「しかし、時が経つのは早いものだね」
ゆったりとした酒場の音楽を背景に、目の前の色彩豊かな男はしみじみと呟く。それは何の脈絡もない言葉だった。それまで話していた軽い世間話をまるごと全部一掃して切り出された言葉に、壁に背を預けたままの黒尽くめの男は首を傾げる。
「なんの話だ」
「いや、何、君たちが同居を始めたという話を聞いてから一年以上が経ったなと」
カウンター席に一人腰かけて、ハイネはアルコールの入ったグラスを揺らす。君もどうだい、と勧めてみたがどうにもそんな気分ではなさそうだった。そもそも、用事がなければこの人はこんな風に賑わう場所を好まない。たまたま、シャトラに立ち寄ったところを、たまたま、遭遇したハイネに見つかって、折角なら食事でもと半ば強引に連れられてきただけだ。──まあ、頑なな態度で断れば引き下がったろうに、そうせずにまあいいかと折れたのはブラッカ自身でもあったのだが。
「それで? どうだい、共同生活というものは」
「どうと言われてもな……なぜお前がそんなことを知りたがる?」
「ただの好奇心さ」
実のところ、ハイネのもとにはアインから送られてきた手紙がいくつかあった。その内容は様々であったが、彼女の話の中には少なくはない頻度でブラッカの存在が垣間見える。仲良くやってはいるようだけれど、それでも彼らはそれぞれに別の人生を歩む別の生き物だ。一緒に暮らす上で多少の諍いくらい発生することは、想像に容易い。そういった相談がハイネのもとにたまに、手紙となって届くのだ。……大体は、ほんの些細なことのようだから他人が心配をするようなものではないのだけれど。

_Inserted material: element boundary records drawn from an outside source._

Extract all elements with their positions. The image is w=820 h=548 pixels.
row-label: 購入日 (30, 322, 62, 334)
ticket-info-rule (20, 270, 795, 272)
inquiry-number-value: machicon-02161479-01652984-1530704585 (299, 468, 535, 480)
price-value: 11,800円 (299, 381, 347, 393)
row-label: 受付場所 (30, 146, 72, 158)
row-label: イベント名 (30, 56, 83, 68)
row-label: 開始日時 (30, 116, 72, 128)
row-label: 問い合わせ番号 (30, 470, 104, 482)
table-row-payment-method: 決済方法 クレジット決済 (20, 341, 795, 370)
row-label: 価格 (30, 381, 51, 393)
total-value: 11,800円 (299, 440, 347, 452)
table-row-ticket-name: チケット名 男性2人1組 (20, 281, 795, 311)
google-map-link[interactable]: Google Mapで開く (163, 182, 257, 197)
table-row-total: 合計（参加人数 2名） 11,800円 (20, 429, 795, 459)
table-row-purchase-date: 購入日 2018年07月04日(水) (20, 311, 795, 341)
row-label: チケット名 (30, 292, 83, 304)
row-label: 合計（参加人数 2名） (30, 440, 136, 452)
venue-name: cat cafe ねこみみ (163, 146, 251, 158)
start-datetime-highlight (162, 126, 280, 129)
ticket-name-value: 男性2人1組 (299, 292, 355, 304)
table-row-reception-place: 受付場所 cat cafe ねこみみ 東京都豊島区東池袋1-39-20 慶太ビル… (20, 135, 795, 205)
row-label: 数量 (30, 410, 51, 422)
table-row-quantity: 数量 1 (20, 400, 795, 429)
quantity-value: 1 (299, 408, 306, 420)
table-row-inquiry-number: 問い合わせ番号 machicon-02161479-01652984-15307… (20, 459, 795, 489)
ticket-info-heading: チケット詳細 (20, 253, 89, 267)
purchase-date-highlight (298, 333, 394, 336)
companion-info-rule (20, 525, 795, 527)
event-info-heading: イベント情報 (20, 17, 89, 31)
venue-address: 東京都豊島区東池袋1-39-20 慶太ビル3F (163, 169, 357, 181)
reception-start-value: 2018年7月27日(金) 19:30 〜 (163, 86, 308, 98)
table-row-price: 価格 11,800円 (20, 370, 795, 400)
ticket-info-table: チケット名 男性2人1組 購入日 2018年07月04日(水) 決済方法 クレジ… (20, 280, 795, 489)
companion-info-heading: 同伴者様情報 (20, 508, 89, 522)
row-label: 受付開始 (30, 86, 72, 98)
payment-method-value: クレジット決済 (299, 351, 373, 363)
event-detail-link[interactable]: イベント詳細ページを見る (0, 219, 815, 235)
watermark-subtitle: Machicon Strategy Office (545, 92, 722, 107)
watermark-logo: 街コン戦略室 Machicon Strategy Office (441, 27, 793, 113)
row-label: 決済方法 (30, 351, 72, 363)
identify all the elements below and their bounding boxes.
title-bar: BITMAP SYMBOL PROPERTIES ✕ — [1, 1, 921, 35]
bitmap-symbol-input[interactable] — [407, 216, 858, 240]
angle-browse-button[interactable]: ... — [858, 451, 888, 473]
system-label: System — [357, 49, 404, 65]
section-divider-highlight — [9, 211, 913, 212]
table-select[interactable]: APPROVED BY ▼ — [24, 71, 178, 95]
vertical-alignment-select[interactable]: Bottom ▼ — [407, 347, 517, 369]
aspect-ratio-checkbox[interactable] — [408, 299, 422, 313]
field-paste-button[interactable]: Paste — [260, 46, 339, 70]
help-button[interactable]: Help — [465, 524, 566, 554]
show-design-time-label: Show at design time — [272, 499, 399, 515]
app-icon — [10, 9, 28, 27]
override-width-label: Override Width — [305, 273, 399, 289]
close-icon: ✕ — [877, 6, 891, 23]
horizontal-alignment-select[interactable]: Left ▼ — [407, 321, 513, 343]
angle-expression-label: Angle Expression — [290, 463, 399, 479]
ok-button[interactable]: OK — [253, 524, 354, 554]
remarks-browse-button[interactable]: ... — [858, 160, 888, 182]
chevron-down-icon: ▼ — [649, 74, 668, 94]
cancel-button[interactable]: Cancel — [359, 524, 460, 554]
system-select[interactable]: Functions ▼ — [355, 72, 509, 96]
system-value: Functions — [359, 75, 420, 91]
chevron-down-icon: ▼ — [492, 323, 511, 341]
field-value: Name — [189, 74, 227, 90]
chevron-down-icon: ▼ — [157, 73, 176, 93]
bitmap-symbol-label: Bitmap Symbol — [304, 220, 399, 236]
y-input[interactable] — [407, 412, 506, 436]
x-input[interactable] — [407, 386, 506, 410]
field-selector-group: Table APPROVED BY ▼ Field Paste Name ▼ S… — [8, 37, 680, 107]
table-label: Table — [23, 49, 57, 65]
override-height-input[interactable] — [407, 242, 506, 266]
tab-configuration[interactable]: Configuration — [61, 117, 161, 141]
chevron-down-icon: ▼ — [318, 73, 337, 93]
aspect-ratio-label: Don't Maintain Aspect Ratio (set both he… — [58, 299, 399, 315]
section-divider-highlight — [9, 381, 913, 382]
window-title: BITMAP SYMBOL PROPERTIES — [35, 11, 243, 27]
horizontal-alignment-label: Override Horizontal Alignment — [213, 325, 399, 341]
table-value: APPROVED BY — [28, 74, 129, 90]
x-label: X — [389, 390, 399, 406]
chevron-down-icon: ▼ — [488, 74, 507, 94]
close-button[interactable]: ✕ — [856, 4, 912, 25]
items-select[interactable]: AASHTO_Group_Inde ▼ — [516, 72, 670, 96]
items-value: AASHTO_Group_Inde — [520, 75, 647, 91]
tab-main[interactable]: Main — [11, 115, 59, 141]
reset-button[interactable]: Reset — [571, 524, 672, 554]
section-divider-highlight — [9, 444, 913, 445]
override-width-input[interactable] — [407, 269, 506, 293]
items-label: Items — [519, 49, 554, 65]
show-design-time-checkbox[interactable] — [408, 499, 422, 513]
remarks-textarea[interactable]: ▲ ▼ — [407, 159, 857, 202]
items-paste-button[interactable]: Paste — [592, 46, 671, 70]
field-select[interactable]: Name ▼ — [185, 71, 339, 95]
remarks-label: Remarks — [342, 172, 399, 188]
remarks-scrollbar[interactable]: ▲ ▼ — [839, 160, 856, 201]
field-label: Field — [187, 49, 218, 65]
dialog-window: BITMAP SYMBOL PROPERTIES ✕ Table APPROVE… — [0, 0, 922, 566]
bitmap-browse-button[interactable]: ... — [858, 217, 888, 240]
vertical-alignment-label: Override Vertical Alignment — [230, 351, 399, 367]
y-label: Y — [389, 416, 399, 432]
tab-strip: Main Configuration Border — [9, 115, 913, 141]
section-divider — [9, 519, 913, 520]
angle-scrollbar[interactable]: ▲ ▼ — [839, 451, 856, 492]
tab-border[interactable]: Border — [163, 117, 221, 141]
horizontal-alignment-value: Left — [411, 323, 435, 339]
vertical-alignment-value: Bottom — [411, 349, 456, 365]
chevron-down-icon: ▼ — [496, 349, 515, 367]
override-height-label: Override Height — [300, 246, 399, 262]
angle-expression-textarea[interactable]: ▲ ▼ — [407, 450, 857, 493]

自分はそんなに相談しやすい人間だろうか、と多少の疑問はあったけれど、彼女からして見れば年長者というだけで頼りやすいのかもしれない。頼られてしまえばちょっとくらいお節介をしてみたくなるのも道理だろう? とはさすがに目の前の当事者には伝えられないけれど。ハイネは緩む口元を隠すように酒のグラスを傾ける。
「彼女は私にとっても大切な仲間だからね。まさか、泣かせるなんてことはしていないだろうね?」
「する理由も、メリットもない」
「そうかな? 案外、人同士はそういった無意識の部分から不和が生まれるものだよ」
む、と微かに眉間を寄せるブラッカを見遣って、ハイネは笑う。
言葉の内容はハイネの本心ではなかった。多少の意地悪は自覚していたが、酒のせいか、久しぶりの仲間との雑談のせいか、口が軽やかに回っているだけなのだ。彼らにほんの少しの、眩しさを感じながら。